“Don’t get frostbite,” she told him – in this climate, an even more serious warning than it would have been down in the Empire.
“I won’t.” He wanted to twist around so he could look north towards the Gap, north towards the grazing grounds of the Three Tusk clan, the grazing grounds the Rulers had stolen. In his mind’s eye, he saw swarms of dire wolves raiding those grounds, feasting on the Rulers’ riding deer, dragging down musk oxen that couldn’t keep up with the herds, maybe even killing mammoth calves if they wandered away from their mothers. And he saw something else, even if it wasn’t so clear as he wished it were.

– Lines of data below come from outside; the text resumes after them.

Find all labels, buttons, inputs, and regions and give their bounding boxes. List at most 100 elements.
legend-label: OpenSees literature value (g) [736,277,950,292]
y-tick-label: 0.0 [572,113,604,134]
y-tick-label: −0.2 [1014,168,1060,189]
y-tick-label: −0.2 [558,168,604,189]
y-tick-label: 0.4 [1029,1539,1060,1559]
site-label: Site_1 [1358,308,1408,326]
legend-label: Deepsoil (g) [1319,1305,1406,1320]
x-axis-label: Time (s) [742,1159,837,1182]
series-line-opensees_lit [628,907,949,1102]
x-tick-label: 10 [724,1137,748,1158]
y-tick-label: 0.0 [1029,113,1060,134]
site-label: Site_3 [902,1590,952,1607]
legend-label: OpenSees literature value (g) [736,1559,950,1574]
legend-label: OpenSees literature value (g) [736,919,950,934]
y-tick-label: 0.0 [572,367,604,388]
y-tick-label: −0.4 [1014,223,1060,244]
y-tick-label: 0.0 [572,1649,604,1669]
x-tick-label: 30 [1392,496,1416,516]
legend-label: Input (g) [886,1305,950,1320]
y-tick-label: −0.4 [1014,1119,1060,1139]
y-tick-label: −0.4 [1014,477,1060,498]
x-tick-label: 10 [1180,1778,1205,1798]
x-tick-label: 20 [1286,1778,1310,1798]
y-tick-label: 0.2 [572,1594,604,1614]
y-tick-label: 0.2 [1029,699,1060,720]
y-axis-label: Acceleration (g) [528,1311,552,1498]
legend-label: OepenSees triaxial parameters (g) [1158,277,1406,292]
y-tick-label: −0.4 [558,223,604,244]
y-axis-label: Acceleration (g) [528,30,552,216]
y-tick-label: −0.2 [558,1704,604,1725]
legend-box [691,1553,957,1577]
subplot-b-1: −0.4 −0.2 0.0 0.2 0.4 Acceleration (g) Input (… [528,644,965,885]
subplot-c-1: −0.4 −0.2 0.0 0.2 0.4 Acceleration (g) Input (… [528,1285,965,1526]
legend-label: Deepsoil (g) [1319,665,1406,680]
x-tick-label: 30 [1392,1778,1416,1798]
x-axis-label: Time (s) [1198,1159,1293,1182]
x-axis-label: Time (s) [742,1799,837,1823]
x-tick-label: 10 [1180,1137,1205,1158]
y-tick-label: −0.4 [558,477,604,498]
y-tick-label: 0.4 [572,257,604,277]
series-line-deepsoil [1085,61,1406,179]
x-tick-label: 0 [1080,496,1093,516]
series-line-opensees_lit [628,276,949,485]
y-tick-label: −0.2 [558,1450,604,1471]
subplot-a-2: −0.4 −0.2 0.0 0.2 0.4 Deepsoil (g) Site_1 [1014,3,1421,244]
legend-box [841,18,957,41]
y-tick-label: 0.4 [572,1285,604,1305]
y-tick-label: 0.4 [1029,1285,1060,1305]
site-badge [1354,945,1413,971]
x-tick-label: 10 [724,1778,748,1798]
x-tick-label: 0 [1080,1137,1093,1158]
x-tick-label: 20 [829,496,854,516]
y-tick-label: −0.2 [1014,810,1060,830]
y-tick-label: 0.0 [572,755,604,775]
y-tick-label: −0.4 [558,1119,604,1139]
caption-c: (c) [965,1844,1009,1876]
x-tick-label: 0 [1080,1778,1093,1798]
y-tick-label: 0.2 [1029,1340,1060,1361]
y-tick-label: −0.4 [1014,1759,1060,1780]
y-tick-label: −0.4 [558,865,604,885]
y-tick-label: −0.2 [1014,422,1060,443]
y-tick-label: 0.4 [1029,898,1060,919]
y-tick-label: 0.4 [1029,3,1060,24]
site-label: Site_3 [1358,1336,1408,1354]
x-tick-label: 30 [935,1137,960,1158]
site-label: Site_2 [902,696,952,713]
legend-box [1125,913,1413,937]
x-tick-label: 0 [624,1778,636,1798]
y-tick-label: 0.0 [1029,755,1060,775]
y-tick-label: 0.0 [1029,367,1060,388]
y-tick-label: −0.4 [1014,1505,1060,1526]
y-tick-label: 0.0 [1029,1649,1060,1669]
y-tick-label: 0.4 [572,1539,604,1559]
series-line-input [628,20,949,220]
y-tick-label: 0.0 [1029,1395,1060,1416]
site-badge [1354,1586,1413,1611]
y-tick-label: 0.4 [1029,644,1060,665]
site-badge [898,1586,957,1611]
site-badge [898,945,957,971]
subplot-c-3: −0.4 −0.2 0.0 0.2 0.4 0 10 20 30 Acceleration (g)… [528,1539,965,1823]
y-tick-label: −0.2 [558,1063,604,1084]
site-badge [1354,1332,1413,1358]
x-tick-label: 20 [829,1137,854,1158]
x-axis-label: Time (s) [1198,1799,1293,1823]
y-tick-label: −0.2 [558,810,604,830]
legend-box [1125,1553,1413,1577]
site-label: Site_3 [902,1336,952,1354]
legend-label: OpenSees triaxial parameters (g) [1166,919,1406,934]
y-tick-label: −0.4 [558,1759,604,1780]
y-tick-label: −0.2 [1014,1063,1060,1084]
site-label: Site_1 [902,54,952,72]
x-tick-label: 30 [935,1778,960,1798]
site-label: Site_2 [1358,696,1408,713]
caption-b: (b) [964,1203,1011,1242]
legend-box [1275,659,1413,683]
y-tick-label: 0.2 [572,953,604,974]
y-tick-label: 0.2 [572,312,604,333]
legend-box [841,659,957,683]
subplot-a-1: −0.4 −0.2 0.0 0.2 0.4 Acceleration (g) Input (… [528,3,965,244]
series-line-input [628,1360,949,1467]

When he ducked back into the big black tent again, some of what he imagined he’d seen must have shown on his face, for Liv said, “What is it? What’s wrong?”
“I don’t know,” he answered. “But we’ve thought a lot about how we can hit back at the Rulers. What have they been thinking about all this time? I don’t know that, either, and I wish I did. Whatever it is, I don’t think we’re going to like it.”
The sun had turned in the sky. Days were still short, shorter than they ever got in Nidaros, but they were getting longer. Each day, the sun rose a little farther north and east of due south, swinging away from the tiny arc it made in the southern sky around the solstice. Each day, it set a little farther north and west of due south. And each day became more of a day, not just a brief splash of light punctuating the long hours of darkness.
Hamnet Thyssen would have hoped the longer daylight hours meant warmer weather. In that, he was disappointed but not much surprised. Down in the Empire, the worst blizzards usually came after the turning of the year, but before longer days finally led to the spring thaw. Those blizzards started here, when the Breath of God howled down off the Glacier. Spring would take longer to get here, and would have a looser grip when it finally did.